A la suite de ces éléments légaux, le président de la Cenap a ajouté quatre autres qui étaient : « un formulaire à remplir, un certificat de nationalité attestant de la nationalité gabonaise ; une déclaration de non double nationalité sur imprimé CENAP ; une déclaration sur l’honneur relative aux dispositions de l’article 62 de la loi n°07/96 du 12V mars 1996, sur imprimé CENAP… »
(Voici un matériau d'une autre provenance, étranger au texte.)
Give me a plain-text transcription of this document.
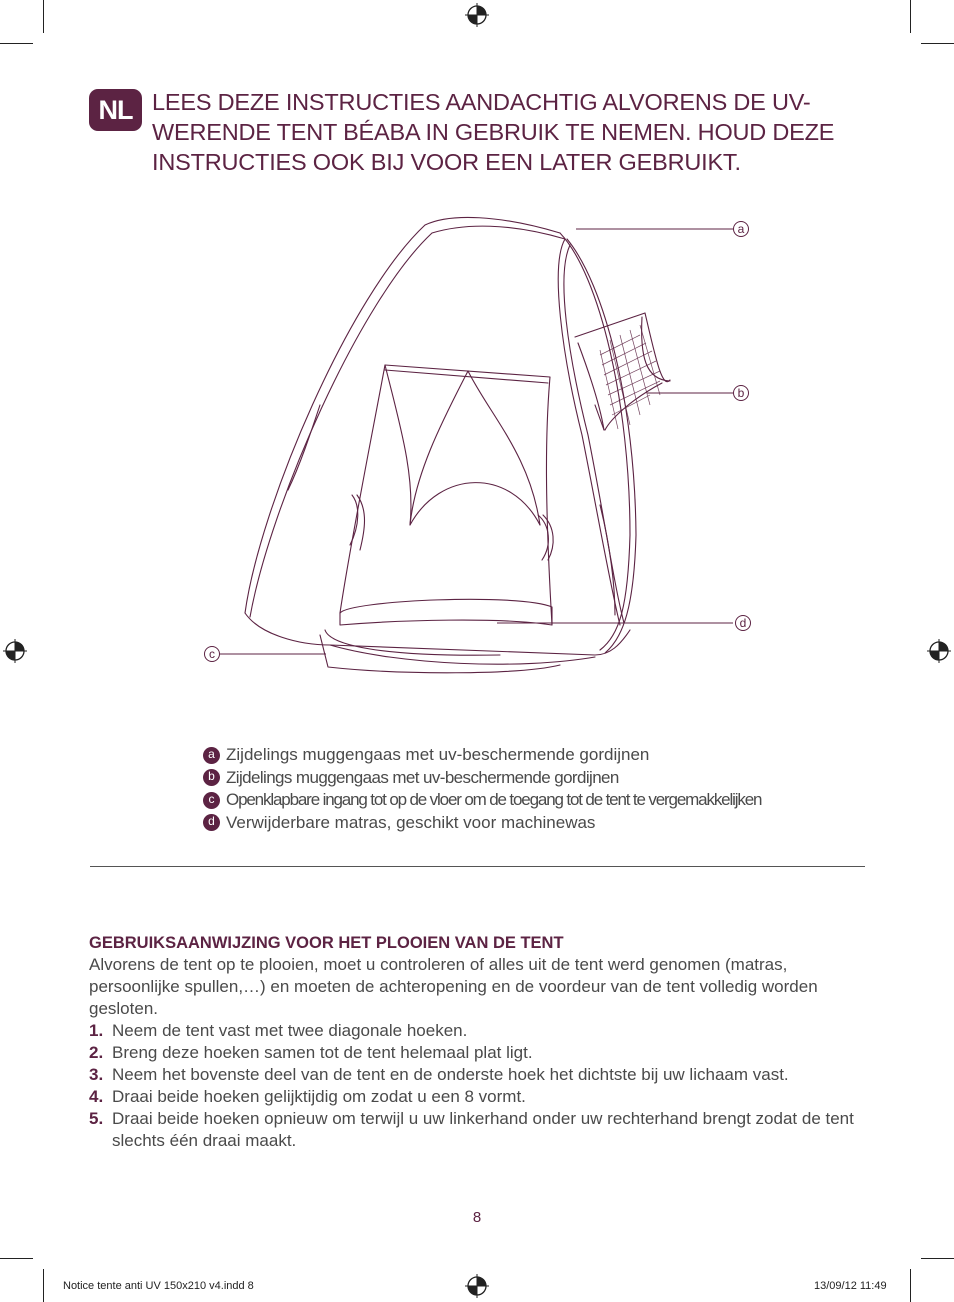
NL LEES DEZE INSTRUCTIES AANDACHTIG ALVORENS DE UV-
WERENDE TENT BÉABA IN GEBRUIK TE NEMEN. HOUD DEZE
INSTRUCTIES OOK BIJ VOOR EEN LATER GEBRUIKT.
a
b
c
d
a Zijdelings muggengaas met uv-beschermende gordijnen
b Zijdelings muggengaas met uv-beschermende gordijnen
c Openklapbare ingang tot op de vloer om de toegang tot de tent te vergemakkelijken
d Verwijderbare matras, geschikt voor machinewas
GEBRUIKSAANWIJZING VOOR HET PLOOIEN VAN DE TENT
Alvorens de tent op te plooien, moet u controleren of alles uit de tent werd genomen (matras, persoonlijke spullen,…) en moeten de achteropening en de voordeur van de tent volledig worden gesloten.
1. Neem de tent vast met twee diagonale hoeken.
2. Breng deze hoeken samen tot de tent helemaal plat ligt.
3. Neem het bovenste deel van de tent en de onderste hoek het dichtste bij uw lichaam vast.
4. Draai beide hoeken gelijktijdig om zodat u een 8 vormt.
5. Draai beide hoeken opnieuw om terwijl u uw linkerhand onder uw rechterhand brengt zodat de tent slechts één draai maakt.
8
Notice tente anti UV 150x210 v4.indd 8	13/09/12 11:49
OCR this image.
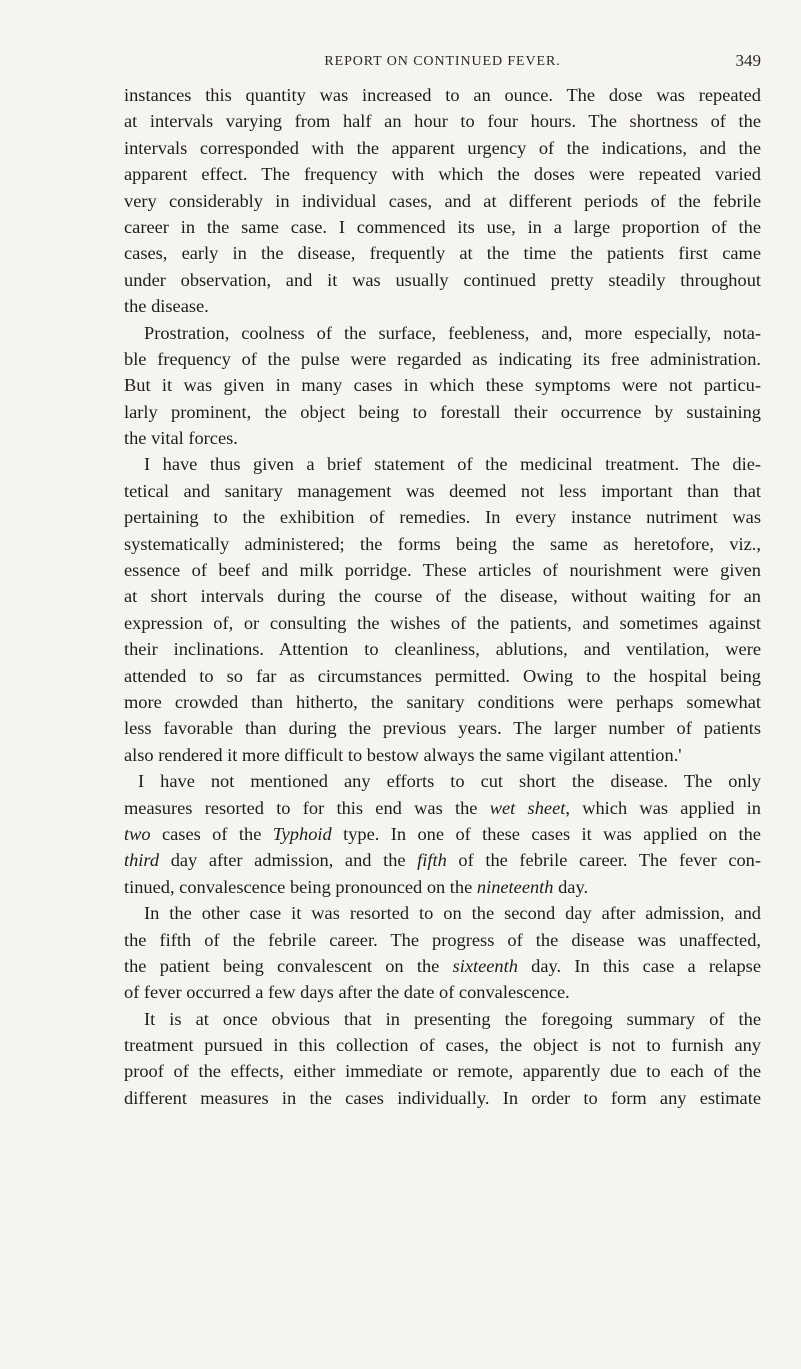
REPORT ON CONTINUED FEVER.	349
instances this quantity was increased to an ounce. The dose was repeated
at intervals varying from half an hour to four hours. The shortness of the
intervals corresponded with the apparent urgency of the indications, and the
apparent effect. The frequency with which the doses were repeated varied
very considerably in individual cases, and at different periods of the febrile
career in the same case. I commenced its use, in a large proportion of the
cases, early in the disease, frequently at the time the patients first came
under observation, and it was usually continued pretty steadily throughout
the disease.
Prostration, coolness of the surface, feebleness, and, more especially, nota-
ble frequency of the pulse were regarded as indicating its free administration.
But it was given in many cases in which these symptoms were not particu-
larly prominent, the object being to forestall their occurrence by sustaining
the vital forces.
I have thus given a brief statement of the medicinal treatment. The die-
tetical and sanitary management was deemed not less important than that
pertaining to the exhibition of remedies. In every instance nutriment was
systematically administered; the forms being the same as heretofore, viz.,
essence of beef and milk porridge. These articles of nourishment were given
at short intervals during the course of the disease, without waiting for an
expression of, or consulting the wishes of the patients, and sometimes against
their inclinations. Attention to cleanliness, ablutions, and ventilation, were
attended to so far as circumstances permitted. Owing to the hospital being
more crowded than hitherto, the sanitary conditions were perhaps somewhat
less favorable than during the previous years. The larger number of patients
also rendered it more difficult to bestow always the same vigilant attention.'
I have not mentioned any efforts to cut short the disease. The only
measures resorted to for this end was the wet sheet, which was applied in
two cases of the Typhoid type. In one of these cases it was applied on the
third day after admission, and the fifth of the febrile career. The fever con-
tinued, convalescence being pronounced on the nineteenth day.
In the other case it was resorted to on the second day after admission, and
the fifth of the febrile career. The progress of the disease was unaffected,
the patient being convalescent on the sixteenth day. In this case a relapse
of fever occurred a few days after the date of convalescence.
It is at once obvious that in presenting the foregoing summary of the
treatment pursued in this collection of cases, the object is not to furnish any
proof of the effects, either immediate or remote, apparently due to each of the
different measures in the cases individually. In order to form any estimate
La semaine dernière (« Echos du Nord » n° 345), nous avons rappelé l’article 53 de la Constitution de la République gabonaise. A savoir que « l’initiative des lois appartient concurremment au Gouvernement et au Parlement » et l’article 132 du Code pénal (Loi n°21/63 du 31 mai 1963) : « Seront punis de la destitution et pourront l’être, en outre, d’une amende d’un montant maximum d’un million de francs : 1. les juges, les magistrats du ministère public, les officiers de police qui se seront immiscés dans l’exercice du pouvoir législatif, soit par des règlements contenant des dispositions législatives, soit en arrêtant ou suspendant l’exécution d’une ou plusieurs lois, soit en délibérant sur le point de savoir si les lois seront publiées ou exécutées ; 2. les juges, les magistrats du ministère public, les officiers de police judiciaire qui auraient excédé leur pouvoir en s’immisçant dans les matières attribuées aux autorités administratives, soit en faisant des règlements sur ces matières, soit en défendant d’exécuter les ordres émanés de l’administration, etc. Dans tous les cas prévus au présent article, les coupables pourront, en outre, être condamnés à l’interdiction des droits civiques et de tout emploi public pendant dix ans au plus. » La forfaiture d’Aboghe Ella tombe en plein sous le coup de cet article 132 du Code pénal.

Tout montre qu’Aboghe Ella n’a rien fait d’autre que de chercher à sauver la peau de sa petite majesté « Tropicale » Ali Bongo Ondimba. Au point de légiférer en lieu et place du législateur. Alors quelle impartialité a une Cenap dirigée par un magistrat non pas seulement complaisant, mais qui falsifie la loi ?
A partir de là, les candidats de l’opposition ne peuvent laisser Aboghe Ella dans le jeu. Et l’autre mobilisation populaire utile est d’exiger, sous huitaine, le départ d’Aboghe Ella de la tête de la Cenap. Il n’a pas le profil de neutralité requis pour cette fonction.